P: Govt needs to understand the new possibilities. Government should think of democratizing access, forget about piracy.

S: People don’t realize the fact their iphone only works with AT&T is a conscious policy decision. 95% of Americans can only buy broadband from a cable duopoly. These companies are misbehaving children who are paranoid about what the future could bring – Vint Cerf & Google, or lefties who want to regulate everything. Once we make it understood that the public’s needs to come first – with dovetails to other industries – we’ll realize the opportunity we have. Kick out the bums and create a better media system.

C: Those companies are just responding to their incentives. We need to change to those incentives. It might mean a regulatory change, or it could mean something else…so they do the right thing.

A: How can we have this conversation in a duopoly?

C: Those people need to be at the table.

S: We need competition, open it up. My friend in France is paying way less, due to more competition.

Schonfeld: Right now the spectrum is auctioned off. Companies can afford to buy spectrum and park it.

C: Opening up to multiple use would lead to more efficient use. We need a government that wants to explore the possibilities.

Schonfeld: The president could appoint someone to the FCC without a technical background, at least one could be a non-lawyer.

C: We build roads, but we let people decide what to use on the roads. We don’t build redundant networks. Building multiple single-use networks is super redundant. Maybe the underlying transport should not be competitive, but provided by the government? If competition doesn’t work, then we need another answer.

A: In NYC, we built a water system by government and helped make it a world class city. If water-carrying firms could have blocked that, everything would suck,

Schonfeld: We need more competition, not socializing the internet.

C: It could work, government can do it better.

Q: Teaching kids to upload?

P: People in Brazil never see technology as something of theirs. They’ve never heard of copyright. If you try to explain it after they know copyleft, it’s totally foreign.

<dispute over term ‘peeracy’>

C: Regulations are rooted in the technologies that founded them.

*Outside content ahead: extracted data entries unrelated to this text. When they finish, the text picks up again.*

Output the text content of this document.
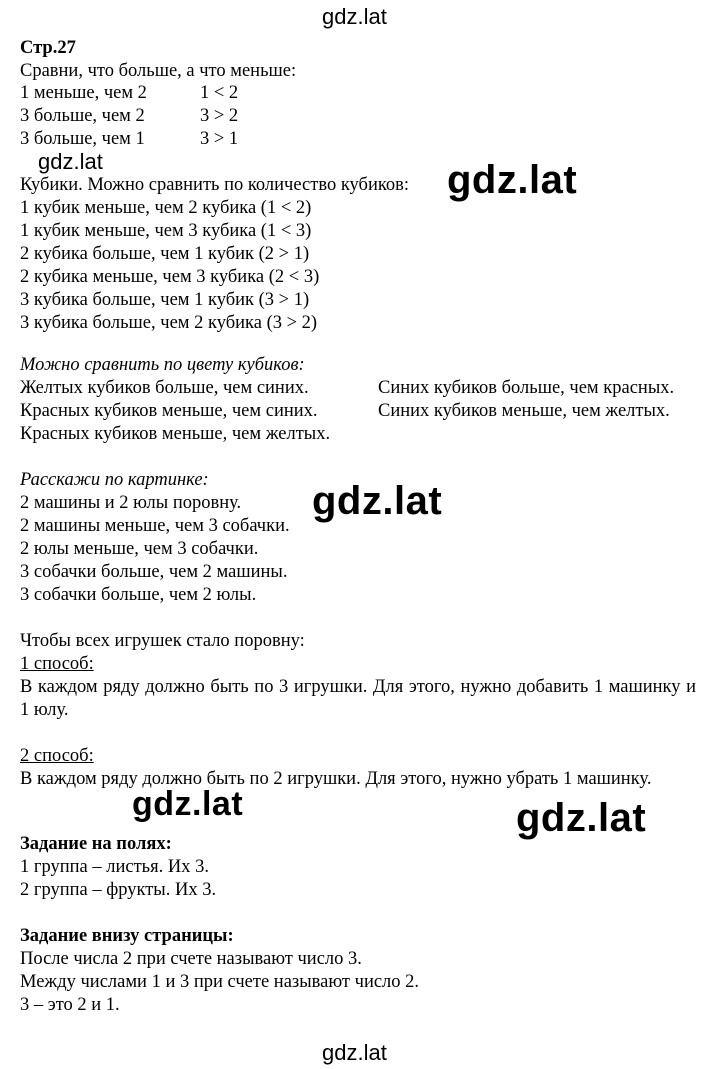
gdz.lat
gdz.lat	gdz.lat
gdz.lat
gdz.lat	gdz.lat
gdz.lat
Стр.27
Сравни, что больше, а что меньше:
1 меньше, чем 2	1 < 2
3 больше, чем 2	3 > 2
3 больше, чем 1	3 > 1
Кубики. Можно сравнить по количество кубиков:
1 кубик меньше, чем 2 кубика (1 < 2)
1 кубик меньше, чем 3 кубика (1 < 3)
2 кубика больше, чем 1 кубик (2 > 1)
2 кубика меньше, чем 3 кубика (2 < 3)
3 кубика больше, чем 1 кубик (3 > 1)
3 кубика больше, чем 2 кубика (3 > 2)
Можно сравнить по цвету кубиков:
Желтых кубиков больше, чем синих.	Синих кубиков больше, чем красных.
Красных кубиков меньше, чем синих.	Синих кубиков меньше, чем желтых.
Красных кубиков меньше, чем желтых.
Расскажи по картинке:
2 машины и 2 юлы поровну.
2 машины меньше, чем 3 собачки.
2 юлы меньше, чем 3 собачки.
3 собачки больше, чем 2 машины.
3 собачки больше, чем 2 юлы.
Чтобы всех игрушек стало поровну:
1 способ:
В каждом ряду должно быть по 3 игрушки. Для этого, нужно добавить 1 машинку и 1 юлу.
2 способ:
В каждом ряду должно быть по 2 игрушки. Для этого, нужно убрать 1 машинку.
Задание на полях:
1 группа – листья. Их 3.
2 группа – фрукты. Их 3.
Задание внизу страницы:
После числа 2 при счете называют число 3.
Между числами 1 и 3 при счете называют число 2.
3 – это 2 и 1.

Q: Why is there such apathy on tech issues in the US?

C: Other countries have bigger populations, and they’re getting better-educated. We can never win on the numbers – we need to win based on thinking.

Schonfeld: There’s a talent problem.

S: Digital divide stats. Gap between broadband and no net is the same as the old gap between dialup and none. Racial minorities are particularly poorly connected.

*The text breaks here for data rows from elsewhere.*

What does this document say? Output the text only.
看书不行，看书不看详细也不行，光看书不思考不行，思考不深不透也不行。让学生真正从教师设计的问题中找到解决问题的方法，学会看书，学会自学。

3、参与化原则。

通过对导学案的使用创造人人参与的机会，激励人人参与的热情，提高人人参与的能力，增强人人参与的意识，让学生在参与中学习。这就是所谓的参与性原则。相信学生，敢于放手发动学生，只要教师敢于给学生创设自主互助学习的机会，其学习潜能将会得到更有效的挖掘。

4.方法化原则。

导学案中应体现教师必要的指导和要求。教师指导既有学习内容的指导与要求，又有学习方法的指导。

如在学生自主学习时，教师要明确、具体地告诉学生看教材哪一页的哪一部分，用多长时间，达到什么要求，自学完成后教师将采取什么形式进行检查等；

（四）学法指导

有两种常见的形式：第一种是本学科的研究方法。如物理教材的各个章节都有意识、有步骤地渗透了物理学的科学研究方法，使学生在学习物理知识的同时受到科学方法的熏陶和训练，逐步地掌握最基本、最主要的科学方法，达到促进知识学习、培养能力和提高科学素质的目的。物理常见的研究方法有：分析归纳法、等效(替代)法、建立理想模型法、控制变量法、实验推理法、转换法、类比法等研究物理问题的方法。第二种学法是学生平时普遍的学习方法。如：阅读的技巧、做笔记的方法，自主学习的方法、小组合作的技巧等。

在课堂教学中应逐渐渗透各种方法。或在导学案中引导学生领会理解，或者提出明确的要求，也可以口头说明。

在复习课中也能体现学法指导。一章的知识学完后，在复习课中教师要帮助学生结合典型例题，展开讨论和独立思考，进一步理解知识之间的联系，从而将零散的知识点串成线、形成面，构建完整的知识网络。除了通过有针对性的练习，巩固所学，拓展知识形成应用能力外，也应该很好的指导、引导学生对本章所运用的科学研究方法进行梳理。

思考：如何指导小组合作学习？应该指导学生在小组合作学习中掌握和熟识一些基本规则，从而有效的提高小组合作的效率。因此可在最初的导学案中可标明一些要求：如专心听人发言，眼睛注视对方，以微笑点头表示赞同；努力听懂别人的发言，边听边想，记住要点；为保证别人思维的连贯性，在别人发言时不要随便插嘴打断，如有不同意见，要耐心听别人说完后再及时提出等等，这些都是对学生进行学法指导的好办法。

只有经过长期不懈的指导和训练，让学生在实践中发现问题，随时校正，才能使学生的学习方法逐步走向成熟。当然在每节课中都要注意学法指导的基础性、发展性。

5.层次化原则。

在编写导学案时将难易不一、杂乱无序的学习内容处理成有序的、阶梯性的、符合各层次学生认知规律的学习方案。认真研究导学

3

Q: Internet for everything, not just everyone. In 2016, there will be tens of billions of devices online. What applications will there be?

R: Asymmetry based on race, even when controlled by income. This is due to content gap as well as access gap – internet is English, high vocabulary. One of the successes of TV is PBS, radio is NPR. There isn’t a public-private partnership on the internet, with public purpose media. Educational in nature. Why people don’t go online: fear of the media and perception that there’s nothing online for me. Seems ridiculous, but need to recognize the data.

C: Non-English internet is growing. More Chinese online than Americans.

A: No presidential campaign had a Spanish-language website.

Tim Wu: This tension between centralized and decentralized decisions. CTO vs decentralized outcomes. In the Australian election, broadband was a significant plank of the platform. Will broadband issues always be a low-tier issue in the US?

C: In Virginia, people are concerned about transportation infrastructure, so this is possible.

People don’t think of the internet as a government responsibility.

C: In Australia and New Zealand, regulation has opened up the internet.

P: The internet is an international issues, not just national issues.

S: My mom never understood my job. But she recently forwarded me an email from a Moveon campaign – she wants me to save the internet. Need to put in simple terms: firefighters died in the WTC, but cops didn’t, because their radios worked better – so we need a better radio network. Frame things in simple terms.